A second table was set against one of the walls. Our boiling water for the tea was kept
there, in a silver kettle heated by a spirit-lamp. I next observed a delicate little china vase
which held the tea, and a finely-designed glass claret jug, with a silver cover. Other men,
possessing that beautiful object, would have thought it worthy of the purest Bordeaux
wine which the arts of modern adulteration permit us to drink. This man had filled the
claret jug with water.
"All my valuable property, ostentatiously exposed to view," he said, in his bitterly
facetious manner. "My landlord's property matches it on the big table."
The big table presented a coarse earthenware teapot; cups and saucers with pieces
chipped out of them; a cracked milk jug; a tumbler which served as a sugar basin; and an
old vegetable dish, honored by holding delicate French sweet-meats for the first time
since it had left the shop.
My deaf friend, in boisterously good spirits, pointed backwards and forwards between the
precious and the worthless objects on the two tables, as if he saw a prospect that
delighted him.
"I don't believe the man lives," he said, "who enjoys Contrast as I do.--What do you want
now?"
This question was addressed to Gloody, who had just entered the room.

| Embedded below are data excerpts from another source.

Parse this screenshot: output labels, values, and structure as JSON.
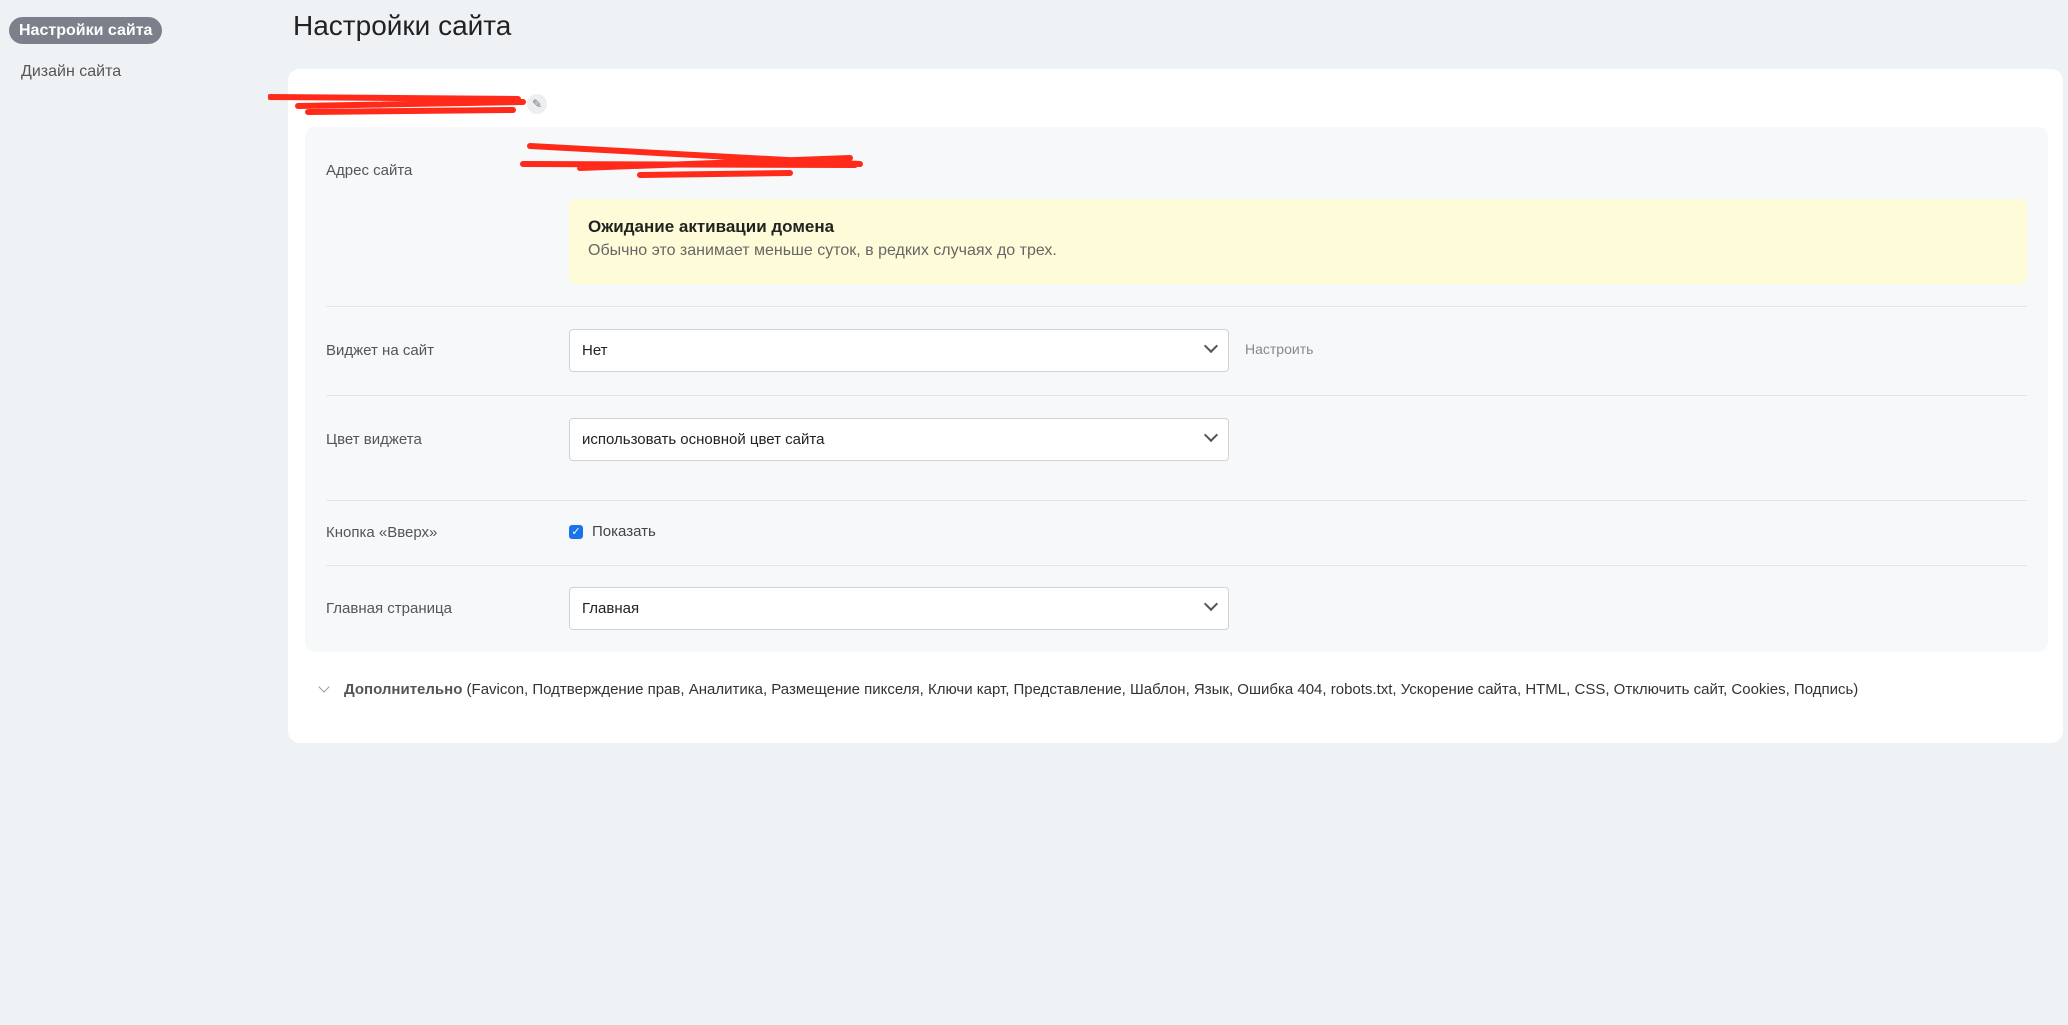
{
  "sidebar": {
    "items": [
      {
        "label": "Настройки сайта",
        "active": true
      },
      {
        "label": "Дизайн сайта"
      }
    ]
  },
  "page_title": "Настройки сайта",
  "form": {
    "address_label": "Адрес сайта",
    "notice": {
      "title": "Ожидание активации домена",
      "text": "Обычно это занимает меньше суток, в редких случаях до трех."
    },
    "widget_label": "Виджет на сайт",
    "widget_value": "Нет",
    "widget_configure": "Настроить",
    "color_label": "Цвет виджета",
    "color_value": "использовать основной цвет сайта",
    "up_label": "Кнопка «Вверх»",
    "up_checkbox_label": "Показать",
    "up_checked": true,
    "home_label": "Главная страница",
    "home_value": "Главная"
  },
  "advanced": {
    "label": "Дополнительно",
    "items": "(Favicon,  Подтверждение прав,  Аналитика,  Размещение пикселя,  Ключи карт,  Представление,  Шаблон,  Язык,  Ошибка 404,  robots.txt,  Ускорение сайта,  HTML,  CSS,  Отключить сайт,  Cookies,  Подпись)"
  },
  "colors": {
    "accent": "#1a73e8",
    "notice_bg": "#fefcd8",
    "redaction": "#ff2a1a"
  }
}
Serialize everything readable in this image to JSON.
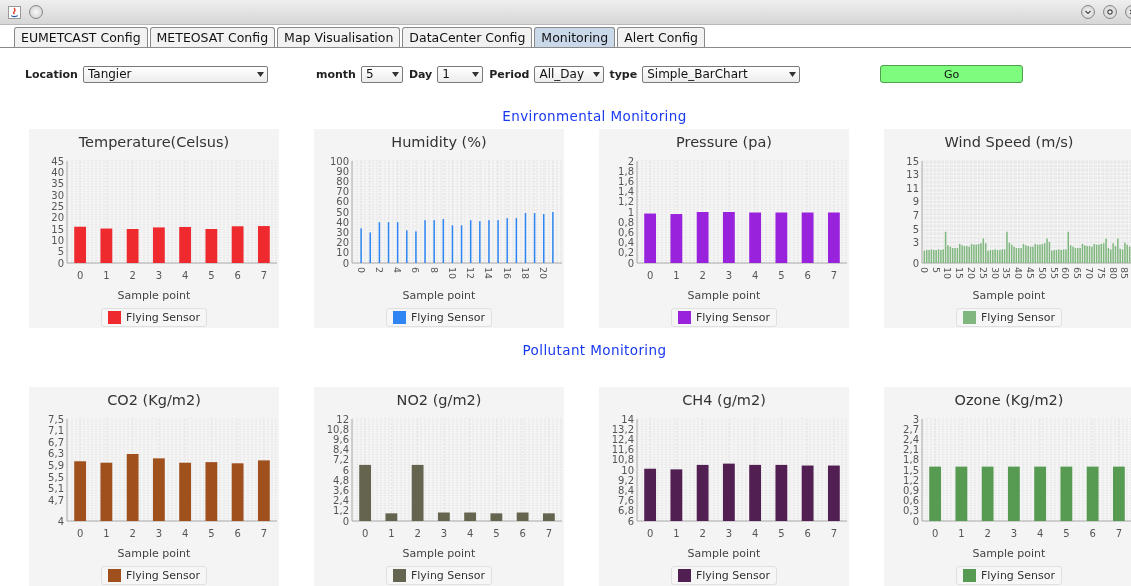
{
  "tabs": [
    {
      "label": "EUMETCAST Config",
      "selected": false
    },
    {
      "label": "METEOSAT Config",
      "selected": false
    },
    {
      "label": "Map Visualisation",
      "selected": false
    },
    {
      "label": "DataCenter Config",
      "selected": false
    },
    {
      "label": "Monitoring",
      "selected": true
    },
    {
      "label": "Alert Config",
      "selected": false
    }
  ],
  "filters": [
    {
      "label": "Location",
      "value": "Tangier"
    },
    {
      "label": "month",
      "value": "5"
    },
    {
      "label": "Day",
      "value": "1"
    },
    {
      "label": "Period",
      "value": "All_Day"
    },
    {
      "label": "type",
      "value": "Simple_BarChart"
    }
  ],
  "go_button": "Go",
  "sections": [
    {
      "heading": "Environmental Monitoring",
      "charts": [
        {
          "chart_data": {
            "type": "bar",
            "title": "Temperature(Celsus)",
            "xlabel": "Sample point",
            "grid": true,
            "categories": [
              "0",
              "1",
              "2",
              "3",
              "4",
              "5",
              "6",
              "7"
            ],
            "ylim": [
              0,
              45
            ],
            "yticks": [
              0,
              5,
              10,
              15,
              20,
              25,
              30,
              35,
              40,
              45
            ],
            "series": [
              {
                "name": "Flying Sensor",
                "color": "#ee2a2f",
                "values": [
                  16,
                  15.2,
                  15,
                  15.7,
                  15.9,
                  15,
                  16.2,
                  16.3
                ]
              }
            ]
          }
        },
        {
          "chart_data": {
            "type": "bar",
            "title": "Humidity (%)",
            "xlabel": "Sample point",
            "x": [
              0,
              1,
              2,
              3,
              4,
              5,
              6,
              7,
              8,
              9,
              10,
              11,
              12,
              13,
              14,
              15,
              16,
              17,
              18,
              19,
              20,
              21
            ],
            "xlim": [
              -1,
              22
            ],
            "xticks": [
              0,
              2,
              4,
              6,
              8,
              10,
              12,
              14,
              16,
              18,
              20
            ],
            "grid": true,
            "ylim": [
              0,
              100
            ],
            "yticks": [
              0,
              10,
              20,
              30,
              40,
              50,
              60,
              70,
              80,
              90,
              100
            ],
            "series": [
              {
                "name": "Flying Sensor",
                "color": "#2f86f2",
                "values": [
                  34,
                  30,
                  40,
                  40,
                  40,
                  32,
                  31,
                  42,
                  42,
                  43,
                  37,
                  37,
                  42,
                  41,
                  42,
                  42,
                  44,
                  44,
                  49,
                  49,
                  48,
                  50
                ]
              }
            ]
          }
        },
        {
          "chart_data": {
            "type": "bar",
            "title": "Pressure (pa)",
            "xlabel": "Sample point",
            "grid": true,
            "categories": [
              "0",
              "1",
              "2",
              "3",
              "4",
              "5",
              "6",
              "7"
            ],
            "ylim": [
              0,
              2
            ],
            "yticks": [
              0,
              {
                "value": 0.2,
                "label": "0,2"
              },
              {
                "value": 0.4,
                "label": "0,4"
              },
              {
                "value": 0.6,
                "label": "0,6"
              },
              {
                "value": 0.8,
                "label": "0,8"
              },
              1,
              {
                "value": 1.2,
                "label": "1,2"
              },
              {
                "value": 1.4,
                "label": "1,4"
              },
              {
                "value": 1.6,
                "label": "1,6"
              },
              {
                "value": 1.8,
                "label": "1,8"
              },
              2
            ],
            "series": [
              {
                "name": "Flying Sensor",
                "color": "#9922dd",
                "values": [
                  0.97,
                  0.96,
                  1.0,
                  1.0,
                  0.99,
                  0.99,
                  0.99,
                  0.99
                ]
              }
            ]
          }
        },
        {
          "chart_data": {
            "type": "bar",
            "title": "Wind Speed (m/s)",
            "xlabel": "Sample point",
            "x": [
              0,
              1,
              2,
              3,
              4,
              5,
              6,
              7,
              8,
              9,
              10,
              11,
              12,
              13,
              14,
              15,
              16,
              17,
              18,
              19,
              20,
              21,
              22,
              23,
              24,
              25,
              26,
              27,
              28,
              29,
              30,
              31,
              32,
              33,
              34,
              35,
              36,
              37,
              38,
              39,
              40,
              41,
              42,
              43,
              44,
              45,
              46,
              47,
              48,
              49,
              50,
              51,
              52,
              53,
              54,
              55,
              56,
              57,
              58,
              59,
              60,
              61,
              62,
              63,
              64,
              65,
              66,
              67,
              68,
              69,
              70,
              71,
              72,
              73,
              74,
              75,
              76,
              77,
              78,
              79,
              80,
              81,
              82,
              83,
              84,
              85,
              86,
              87
            ],
            "xlim": [
              -1,
              88
            ],
            "xticks": [
              0,
              5,
              10,
              15,
              20,
              25,
              30,
              35,
              40,
              45,
              50,
              55,
              60,
              65,
              70,
              75,
              80,
              85
            ],
            "grid": true,
            "ylim": [
              0,
              15
            ],
            "yticks": [
              0,
              3,
              5,
              7,
              9,
              11,
              13,
              15
            ],
            "series": [
              {
                "name": "Flying Sensor",
                "color": "#7fb77e",
                "values": [
                  1.8,
                  1.9,
                  1.9,
                  2.0,
                  1.9,
                  1.9,
                  2.0,
                  1.9,
                  2.0,
                  4.6,
                  2.6,
                  2.4,
                  2.2,
                  2.2,
                  2.2,
                  2.8,
                  2.6,
                  2.5,
                  2.5,
                  2.4,
                  2.8,
                  2.7,
                  2.7,
                  2.8,
                  2.9,
                  3.6,
                  2.9,
                  1.8,
                  1.9,
                  1.9,
                  2.0,
                  1.9,
                  1.9,
                  2.0,
                  2.0,
                  4.6,
                  3.0,
                  2.7,
                  2.4,
                  2.2,
                  2.2,
                  2.2,
                  2.8,
                  2.6,
                  2.5,
                  2.4,
                  2.4,
                  2.8,
                  2.7,
                  2.7,
                  2.8,
                  2.9,
                  3.6,
                  3.1,
                  1.8,
                  1.9,
                  1.9,
                  2.0,
                  1.9,
                  2.0,
                  2.0,
                  4.6,
                  2.6,
                  2.4,
                  2.2,
                  2.2,
                  2.2,
                  2.8,
                  2.6,
                  2.5,
                  2.5,
                  2.4,
                  2.8,
                  2.7,
                  2.7,
                  2.8,
                  2.9,
                  3.6,
                  2.2,
                  2.0,
                  2.9,
                  2.5,
                  3.6,
                  2.1,
                  2.0,
                  3.0,
                  2.7,
                  2.4
                ]
              }
            ]
          }
        }
      ]
    },
    {
      "heading": "Pollutant Monitoring",
      "charts": [
        {
          "chart_data": {
            "type": "bar",
            "title": "CO2 (Kg/m2)",
            "xlabel": "Sample point",
            "grid": true,
            "categories": [
              "0",
              "1",
              "2",
              "3",
              "4",
              "5",
              "6",
              "7"
            ],
            "ylim": [
              4,
              7.5
            ],
            "yticks": [
              4,
              {
                "value": 4.7,
                "label": "4,7"
              },
              {
                "value": 5.1,
                "label": "5,1"
              },
              {
                "value": 5.5,
                "label": "5,5"
              },
              {
                "value": 5.9,
                "label": "5,9"
              },
              {
                "value": 6.3,
                "label": "6,3"
              },
              {
                "value": 6.7,
                "label": "6,7"
              },
              {
                "value": 7.1,
                "label": "7,1"
              },
              {
                "value": 7.5,
                "label": "7,5"
              }
            ],
            "series": [
              {
                "name": "Flying Sensor",
                "color": "#a0501c",
                "values": [
                  6.05,
                  6.0,
                  6.3,
                  6.15,
                  6.0,
                  6.02,
                  5.98,
                  6.08
                ]
              }
            ]
          }
        },
        {
          "chart_data": {
            "type": "bar",
            "title": "NO2 (g/m2)",
            "xlabel": "Sample point",
            "grid": true,
            "categories": [
              "0",
              "1",
              "2",
              "3",
              "4",
              "5",
              "6",
              "7"
            ],
            "ylim": [
              0,
              12
            ],
            "yticks": [
              0,
              {
                "value": 1.2,
                "label": "1,2"
              },
              {
                "value": 2.4,
                "label": "2,4"
              },
              {
                "value": 3.6,
                "label": "3,6"
              },
              {
                "value": 4.8,
                "label": "4,8"
              },
              6,
              {
                "value": 7.2,
                "label": "7,2"
              },
              {
                "value": 8.4,
                "label": "8,4"
              },
              {
                "value": 9.6,
                "label": "9,6"
              },
              {
                "value": 10.8,
                "label": "10,8"
              },
              12
            ],
            "series": [
              {
                "name": "Flying Sensor",
                "color": "#65654f",
                "values": [
                  6.6,
                  0.9,
                  6.6,
                  1.0,
                  1.0,
                  0.9,
                  1.0,
                  0.9
                ]
              }
            ]
          }
        },
        {
          "chart_data": {
            "type": "bar",
            "title": "CH4 (g/m2)",
            "xlabel": "Sample point",
            "grid": true,
            "categories": [
              "0",
              "1",
              "2",
              "3",
              "4",
              "5",
              "6",
              "7"
            ],
            "ylim": [
              6,
              14
            ],
            "yticks": [
              6,
              {
                "value": 6.8,
                "label": "6,8"
              },
              {
                "value": 7.6,
                "label": "7,6"
              },
              {
                "value": 8.4,
                "label": "8,4"
              },
              {
                "value": 9.2,
                "label": "9,2"
              },
              10,
              {
                "value": 10.8,
                "label": "10,8"
              },
              {
                "value": 11.6,
                "label": "11,6"
              },
              {
                "value": 12.4,
                "label": "12,4"
              },
              {
                "value": 13.2,
                "label": "13,2"
              },
              14
            ],
            "series": [
              {
                "name": "Flying Sensor",
                "color": "#521f52",
                "values": [
                  10.1,
                  10.05,
                  10.4,
                  10.5,
                  10.4,
                  10.4,
                  10.35,
                  10.35
                ]
              }
            ]
          }
        },
        {
          "chart_data": {
            "type": "bar",
            "title": "Ozone (Kg/m2)",
            "xlabel": "Sample point",
            "grid": true,
            "categories": [
              "0",
              "1",
              "2",
              "3",
              "4",
              "5",
              "6",
              "7"
            ],
            "ylim": [
              0,
              3
            ],
            "yticks": [
              0,
              {
                "value": 0.3,
                "label": "0,3"
              },
              {
                "value": 0.6,
                "label": "0,6"
              },
              {
                "value": 0.9,
                "label": "0,9"
              },
              {
                "value": 1.2,
                "label": "1,2"
              },
              {
                "value": 1.5,
                "label": "1,5"
              },
              {
                "value": 1.8,
                "label": "1,8"
              },
              {
                "value": 2.1,
                "label": "2,1"
              },
              {
                "value": 2.4,
                "label": "2,4"
              },
              {
                "value": 2.7,
                "label": "2,7"
              },
              3
            ],
            "series": [
              {
                "name": "Flying Sensor",
                "color": "#579a52",
                "values": [
                  1.6,
                  1.6,
                  1.6,
                  1.6,
                  1.6,
                  1.6,
                  1.6,
                  1.6
                ]
              }
            ]
          }
        }
      ]
    }
  ]
}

He touched the
earthenware teapot. His master answered: "Let it alone."
"I make the tea at other times," the man persisted, looking at me.
"What does he say? Write it down for me, Mr. Roylake. I beg you will write it down."
There was anger in his eyes as he made that request. I took his book, and wrote the
words--harmless words, surely? He read them, and turned savagely to his unfortunate
servant.
"In the days when you were a ruffian in the prize-ring, did the other men's fists beat all
the brains out of your head? Do you think you can make tea that is fit for Mr. Roylake to
drink?"
He pointed to an open door, communicating with another bedroom. Gloody's eyes rested
steadily on Cristel: she failed to notice him, being occupied at the moment in replacing
the pin of a brooch which had slipped out of her dress. The man withdrew into the second
bedroom, and softly closed the door.